This is not your typical offshore manufacturing. No, this is, quite literally, offshore manufacturing. When GE’s new wind farm installation, far off the coast of Rhode Island, is completed late next year, it will generate 30 megawatts of electricity—enough to supply power to nearby Block Island and eliminate 150,000 cars’ worth of carbon pollution every year. Upon completion, it will be the first of America’s hopefully-soon-to-be-many offshore wind farms.
Why is It Called “Deepwater Wind”?
Acquired as part of General Electric’s recent Alstom deal, a company called Deepwater Wind has been tasked with installing the five mighty wind turbines that will comprise the wind farm. The turbines’ blade tips will reach 600 feet above the surface of the Atlantic—twice the height of the Statue of Liberty. The three-blade rotors alone have a diameter of over 150 meters.
Those gargantuan rotors will spin GE’s groundbreaking Haliade turbines, which feature direct-drive permanent magnet generators that completely eliminate the need for a gearbox, which in turn reducing the number of moving parts, reduces maintenance requirements, and significantly lowers operating costs. Each turbine will produce six megawatts of power.
The turbines also feature failsafe electrical circuit engineering that allows them to continue operating at reduced capacity, even if two of the three separate circuits should fail. This is key not just for continued productivity, but also for maintenance purposes, as the wind farm’s remote location and often harsh environment can delay repair work.
A Drop in the Bucket
The Block Island installation’s 30 megawatt production capacity is a mere fraction of the potential offshore wind energy that could be harnessed in the near future. The US Department of Energy estimates that over 4,000 gigawatts of electricity—enough to send Marty McFly back to the future well over three thousand times, and more than quadruple America’s current annual electricity output—could be generated by offshore wind turbines.

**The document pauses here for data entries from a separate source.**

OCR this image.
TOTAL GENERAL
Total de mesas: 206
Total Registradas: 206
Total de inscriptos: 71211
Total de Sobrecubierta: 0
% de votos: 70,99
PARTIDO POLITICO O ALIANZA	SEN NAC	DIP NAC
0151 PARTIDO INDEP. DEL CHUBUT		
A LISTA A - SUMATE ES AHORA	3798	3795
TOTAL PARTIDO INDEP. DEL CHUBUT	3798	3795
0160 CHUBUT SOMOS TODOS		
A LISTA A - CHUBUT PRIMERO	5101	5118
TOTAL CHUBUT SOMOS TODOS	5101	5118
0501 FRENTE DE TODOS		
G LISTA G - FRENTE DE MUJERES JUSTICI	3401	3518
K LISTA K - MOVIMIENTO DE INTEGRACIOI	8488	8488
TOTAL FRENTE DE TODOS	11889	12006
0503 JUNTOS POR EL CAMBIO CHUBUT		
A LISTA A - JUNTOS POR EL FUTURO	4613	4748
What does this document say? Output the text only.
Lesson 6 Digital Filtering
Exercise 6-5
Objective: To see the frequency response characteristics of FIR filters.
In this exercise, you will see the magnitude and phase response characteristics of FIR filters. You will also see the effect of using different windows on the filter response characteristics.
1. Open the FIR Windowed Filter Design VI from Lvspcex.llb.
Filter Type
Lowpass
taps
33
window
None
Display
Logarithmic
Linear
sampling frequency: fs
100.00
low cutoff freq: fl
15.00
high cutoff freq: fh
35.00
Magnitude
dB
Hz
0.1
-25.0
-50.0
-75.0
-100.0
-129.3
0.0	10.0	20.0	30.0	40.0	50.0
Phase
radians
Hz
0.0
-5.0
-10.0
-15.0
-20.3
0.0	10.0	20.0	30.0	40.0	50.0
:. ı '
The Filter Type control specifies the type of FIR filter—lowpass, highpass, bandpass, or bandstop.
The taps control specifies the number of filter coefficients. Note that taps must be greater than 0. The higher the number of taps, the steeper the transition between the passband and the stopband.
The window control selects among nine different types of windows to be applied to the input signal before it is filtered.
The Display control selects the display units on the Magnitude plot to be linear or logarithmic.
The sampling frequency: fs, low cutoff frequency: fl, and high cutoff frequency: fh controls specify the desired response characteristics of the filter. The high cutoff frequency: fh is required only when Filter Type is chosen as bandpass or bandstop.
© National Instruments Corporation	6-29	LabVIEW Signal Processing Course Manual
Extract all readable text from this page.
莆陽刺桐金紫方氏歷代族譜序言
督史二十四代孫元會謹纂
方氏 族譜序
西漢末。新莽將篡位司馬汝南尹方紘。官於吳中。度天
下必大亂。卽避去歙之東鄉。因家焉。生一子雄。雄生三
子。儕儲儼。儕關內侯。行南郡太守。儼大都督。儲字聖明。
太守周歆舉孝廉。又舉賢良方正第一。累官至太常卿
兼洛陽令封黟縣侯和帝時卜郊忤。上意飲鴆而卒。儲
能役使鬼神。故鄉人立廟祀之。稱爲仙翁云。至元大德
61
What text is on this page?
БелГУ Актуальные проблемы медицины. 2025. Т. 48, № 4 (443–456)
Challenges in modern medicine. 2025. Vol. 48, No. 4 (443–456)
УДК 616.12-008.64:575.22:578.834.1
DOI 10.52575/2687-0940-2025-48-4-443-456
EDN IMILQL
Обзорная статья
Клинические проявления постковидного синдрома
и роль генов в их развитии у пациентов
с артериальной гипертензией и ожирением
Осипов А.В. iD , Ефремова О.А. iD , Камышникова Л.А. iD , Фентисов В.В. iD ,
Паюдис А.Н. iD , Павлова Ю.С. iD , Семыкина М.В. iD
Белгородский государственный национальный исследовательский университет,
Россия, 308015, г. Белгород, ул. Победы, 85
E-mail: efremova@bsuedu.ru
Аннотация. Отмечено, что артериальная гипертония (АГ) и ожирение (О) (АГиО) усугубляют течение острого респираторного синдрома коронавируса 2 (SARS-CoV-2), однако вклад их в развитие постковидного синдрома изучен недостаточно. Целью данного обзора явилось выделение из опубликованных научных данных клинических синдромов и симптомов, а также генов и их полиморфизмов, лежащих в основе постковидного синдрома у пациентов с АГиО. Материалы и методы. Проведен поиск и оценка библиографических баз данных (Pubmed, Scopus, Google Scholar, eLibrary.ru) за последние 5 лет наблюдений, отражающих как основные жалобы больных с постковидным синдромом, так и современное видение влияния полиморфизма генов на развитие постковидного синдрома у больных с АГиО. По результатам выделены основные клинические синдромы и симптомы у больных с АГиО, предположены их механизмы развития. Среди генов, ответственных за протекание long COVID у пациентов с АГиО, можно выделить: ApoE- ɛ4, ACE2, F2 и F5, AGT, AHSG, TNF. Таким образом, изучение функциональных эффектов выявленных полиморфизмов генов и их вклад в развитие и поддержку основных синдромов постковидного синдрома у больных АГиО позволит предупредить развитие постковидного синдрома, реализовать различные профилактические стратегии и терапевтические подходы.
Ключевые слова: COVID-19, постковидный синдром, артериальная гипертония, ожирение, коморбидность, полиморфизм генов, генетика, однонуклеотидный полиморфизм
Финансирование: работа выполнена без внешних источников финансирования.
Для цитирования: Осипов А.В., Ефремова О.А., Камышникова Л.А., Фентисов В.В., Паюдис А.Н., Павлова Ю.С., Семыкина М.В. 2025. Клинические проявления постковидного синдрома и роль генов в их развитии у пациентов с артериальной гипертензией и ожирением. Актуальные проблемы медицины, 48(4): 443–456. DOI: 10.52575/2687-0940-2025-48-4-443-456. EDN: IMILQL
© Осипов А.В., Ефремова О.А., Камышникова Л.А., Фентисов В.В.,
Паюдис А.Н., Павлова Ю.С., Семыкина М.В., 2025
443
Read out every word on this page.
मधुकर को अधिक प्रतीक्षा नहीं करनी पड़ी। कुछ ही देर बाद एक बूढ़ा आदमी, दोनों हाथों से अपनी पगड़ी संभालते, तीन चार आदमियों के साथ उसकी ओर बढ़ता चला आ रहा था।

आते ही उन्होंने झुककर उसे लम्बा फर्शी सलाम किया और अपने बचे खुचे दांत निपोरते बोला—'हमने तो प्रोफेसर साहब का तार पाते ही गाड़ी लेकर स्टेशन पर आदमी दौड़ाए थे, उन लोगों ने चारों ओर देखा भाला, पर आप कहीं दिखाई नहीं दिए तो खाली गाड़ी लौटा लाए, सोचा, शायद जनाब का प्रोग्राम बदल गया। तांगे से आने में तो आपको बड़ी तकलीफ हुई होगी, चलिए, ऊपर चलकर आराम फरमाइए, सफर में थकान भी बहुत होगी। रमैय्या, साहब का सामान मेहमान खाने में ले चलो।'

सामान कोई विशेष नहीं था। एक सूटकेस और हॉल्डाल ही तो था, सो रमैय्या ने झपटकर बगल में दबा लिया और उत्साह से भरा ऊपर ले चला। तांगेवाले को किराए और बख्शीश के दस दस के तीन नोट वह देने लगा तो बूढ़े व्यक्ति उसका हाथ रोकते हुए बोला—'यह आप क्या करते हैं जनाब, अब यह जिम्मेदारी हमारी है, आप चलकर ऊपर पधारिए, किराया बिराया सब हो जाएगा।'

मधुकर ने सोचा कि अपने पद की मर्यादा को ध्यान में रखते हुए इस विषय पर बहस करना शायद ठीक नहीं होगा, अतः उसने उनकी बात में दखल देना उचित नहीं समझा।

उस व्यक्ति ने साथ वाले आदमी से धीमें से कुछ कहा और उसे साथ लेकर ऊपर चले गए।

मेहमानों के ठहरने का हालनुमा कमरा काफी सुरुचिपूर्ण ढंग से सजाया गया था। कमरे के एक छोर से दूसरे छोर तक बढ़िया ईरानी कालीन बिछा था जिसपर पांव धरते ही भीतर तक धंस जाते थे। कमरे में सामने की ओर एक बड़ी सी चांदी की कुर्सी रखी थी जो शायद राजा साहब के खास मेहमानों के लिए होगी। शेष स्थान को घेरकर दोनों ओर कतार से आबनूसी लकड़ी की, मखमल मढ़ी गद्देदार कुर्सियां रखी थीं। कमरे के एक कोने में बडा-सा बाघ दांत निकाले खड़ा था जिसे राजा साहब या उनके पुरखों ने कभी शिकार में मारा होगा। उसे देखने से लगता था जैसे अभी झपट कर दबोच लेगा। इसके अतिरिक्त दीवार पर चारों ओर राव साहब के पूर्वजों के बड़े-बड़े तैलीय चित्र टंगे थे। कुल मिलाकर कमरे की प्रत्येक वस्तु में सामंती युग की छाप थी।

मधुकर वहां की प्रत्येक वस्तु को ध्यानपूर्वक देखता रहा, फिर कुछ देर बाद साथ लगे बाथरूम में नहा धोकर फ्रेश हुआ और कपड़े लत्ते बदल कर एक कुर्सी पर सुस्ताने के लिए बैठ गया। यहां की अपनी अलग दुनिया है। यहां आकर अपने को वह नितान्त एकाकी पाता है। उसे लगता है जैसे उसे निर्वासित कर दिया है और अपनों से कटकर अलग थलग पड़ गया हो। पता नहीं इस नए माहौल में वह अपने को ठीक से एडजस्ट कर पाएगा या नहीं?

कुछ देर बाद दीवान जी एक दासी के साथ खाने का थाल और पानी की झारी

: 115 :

“Offshore power [could] power much of the US East Coast,” said Jeffrey Grybowski, a chief executive with Deepwater Wind. “Not least in the Northeast, where wind is strong and we need energy.”
The new wind farm and the highly efficient Haliade turbines will put the United States at the forefront of the renewable energy industry for the first time, thanks to the potent combination of GE’s state-of-the-art power generation technology and Alstom’s wind turbines. Said Bryan Martin, head of US private equity for DE Shaw, the financial firm behind the $290 million wind farm project, “GE and Alstom getting together creates the first real competitor to Siemens,” Europe’s—and the world’s—current leader in offshore wind farm technology.
Though the Block Island installation is America’s first offshore wind farm, there are over 47,000 wind turbines installed across the United States. A good many of those are owned and operated by GE and were built by Alstom, pre-GE deal.